Chapter 3: the 1960's.
These were turbulent years of transition, though not of the gender type. I did not crossdress; instead, I relied on my vivid imagination and fantasies. My fantasy index is sky-high. I believe that this is merely the way I am, not a preoccupation. For me, science fiction, fantasy, and gender-bending merge naturally, without any underlying perverse or fetishist logic.
Also, then there was the underlying fear of being homosexual. Being homosexual and transgendered is still a double whammy, the height of social unacceptability. I really have never had any interest in men, but I did not understand the nature of things as I do now.

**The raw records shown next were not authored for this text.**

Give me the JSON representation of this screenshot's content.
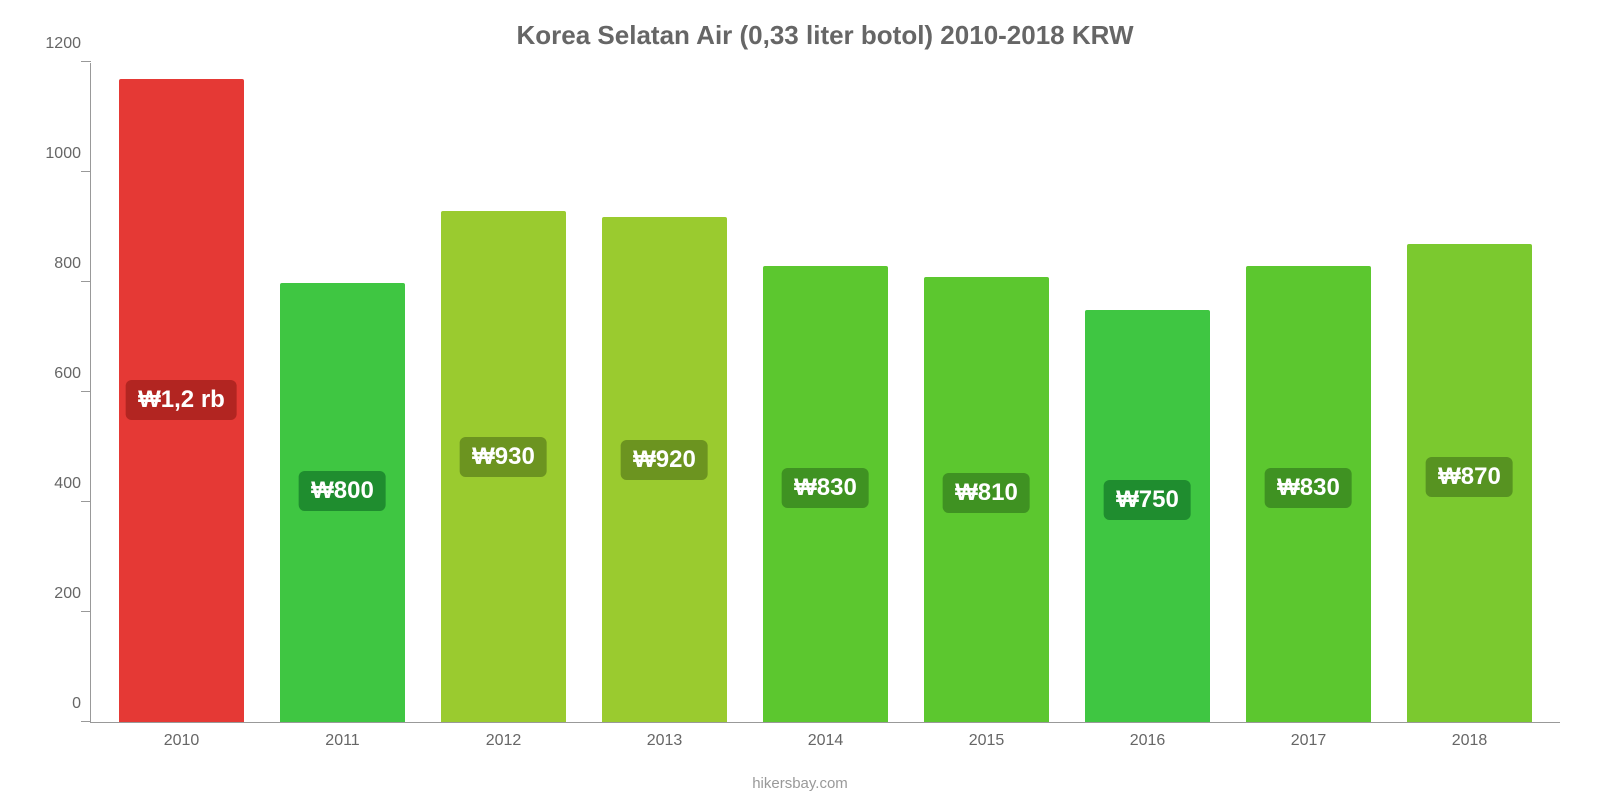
{
  "chart": {
    "type": "bar",
    "title": "Korea Selatan Air (0,33 liter botol) 2010-2018 KRW",
    "title_color": "#666666",
    "title_fontsize": 26,
    "background_color": "#ffffff",
    "axis_color": "#999999",
    "tick_label_color": "#666666",
    "tick_fontsize": 16,
    "footer": "hikersbay.com",
    "footer_color": "#999999",
    "y": {
      "min": 0,
      "max": 1200,
      "step": 200,
      "ticks": [
        0,
        200,
        400,
        600,
        800,
        1000,
        1200
      ]
    },
    "bar_width_pct": 78,
    "value_label_fontsize": 24,
    "value_label_text_color": "#ffffff",
    "data": [
      {
        "year": "2010",
        "value": 1170,
        "label": "₩1,2 rb",
        "bar_color": "#e53935",
        "label_bg": "#b22521",
        "label_bottom_pct": 47
      },
      {
        "year": "2011",
        "value": 800,
        "label": "₩800",
        "bar_color": "#3fc642",
        "label_bg": "#1f8d2f",
        "label_bottom_pct": 48
      },
      {
        "year": "2012",
        "value": 930,
        "label": "₩930",
        "bar_color": "#9acb2f",
        "label_bg": "#6c9420",
        "label_bottom_pct": 48
      },
      {
        "year": "2013",
        "value": 920,
        "label": "₩920",
        "bar_color": "#9acb2f",
        "label_bg": "#6c9420",
        "label_bottom_pct": 48
      },
      {
        "year": "2014",
        "value": 830,
        "label": "₩830",
        "bar_color": "#5cc72f",
        "label_bg": "#3f9222",
        "label_bottom_pct": 47
      },
      {
        "year": "2015",
        "value": 810,
        "label": "₩810",
        "bar_color": "#5cc72f",
        "label_bg": "#3f9222",
        "label_bottom_pct": 47
      },
      {
        "year": "2016",
        "value": 750,
        "label": "₩750",
        "bar_color": "#3fc642",
        "label_bg": "#1f8d2f",
        "label_bottom_pct": 49
      },
      {
        "year": "2017",
        "value": 830,
        "label": "₩830",
        "bar_color": "#5cc72f",
        "label_bg": "#3f9222",
        "label_bottom_pct": 47
      },
      {
        "year": "2018",
        "value": 870,
        "label": "₩870",
        "bar_color": "#7bc92f",
        "label_bg": "#579321",
        "label_bottom_pct": 47
      }
    ]
  }
}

Throughout the 1960's I was socially very incompetent. I had my first and only date of the decade in 1963. I had finally developed an interest in women, but I did not like the irrational way it made me behave. I neither understood nor liked the rules of dating. Apparently, this is the way most "INTP/INTJs" feel. I started to shake off the sexist baggage I had accumulated as a boy, but it seemed to be impossible to relate to women without exploiting them, so I gradually stopped trying to establish any relationships at all.
I graduated from high school and then from college four years later. The Viet Nam war was raging at that time. I did not have the personality to be a military officer, nor was I creative enough to get out of military service, so I went into the Air Force. Basic training, especially, was a homophobic, brutal experience. My first Training Instructor purposely harassed me. He also denigrated women, while he promoted this "males only" club. Though he was married, I am sure he was a closet homosexual.
I envied the women who were my age, because they got to go on with their lives without enduring any of this military nonsense.
All my Air Force buddies seemed, in some way, like me. I have recently contacted many of them. Whether they are gay, transgendered, or something else, most are not dealing with who they are.
The Air Force never quite knew what to do with those of us who were enlisted college graduates. In 1969, they let all of us leave six months early.